As you can observe, our clusters are designed so that the QOS counts the most, and within each QOS tier, the fairshare will usually have a bigger impact next.
Example#
User A and user B are submitting GPU jobs to the same cluster and partition, but user B's jobs keep running before user A's jobs, even when user A's jobs have been queuing for longer. Is there something wrong with the cluster, or is user B abusing the system?

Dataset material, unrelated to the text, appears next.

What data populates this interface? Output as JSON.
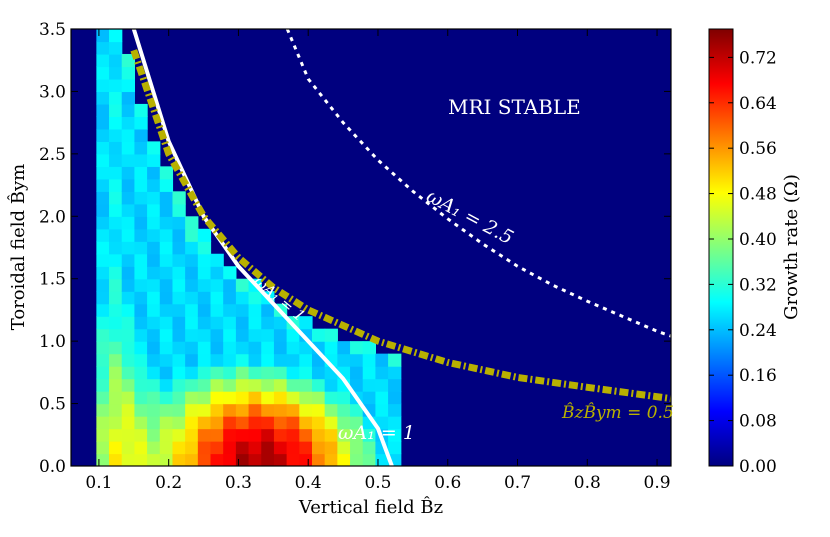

The reason this happens can be explained by the fair-share system detailed in this page. User B is using a premium account which has a (normalized) cluster share of 0.005556, and it's the only active user in that account, resulting in a fairshare factor of 0.323529 at the moment of his job submissions. User A is using the master account. The master account is also a premium account, and therefore has also a share over the cluster of 0.005556, but this share is shared by many other students. As a result, user A's fairshare factor is 0.192212 at the moment of her submissions. (The share information is transparent and can be checked by anybody by running "sshare -a".)
The final job priority is then computed based on multiple factors, including the QOS and the fairshare factor. It's computed by Slurm as follows:
Since both are using premium accounts and both are using the same "gpu" QOS, which has a factor of 4000
, the only thing that's different is the fairshare factor.
This results in user A's jobs having a priority of 5922, while user B's have a priority of 7235. Therefore, user B's jobs end up running sooner than user A's jobs.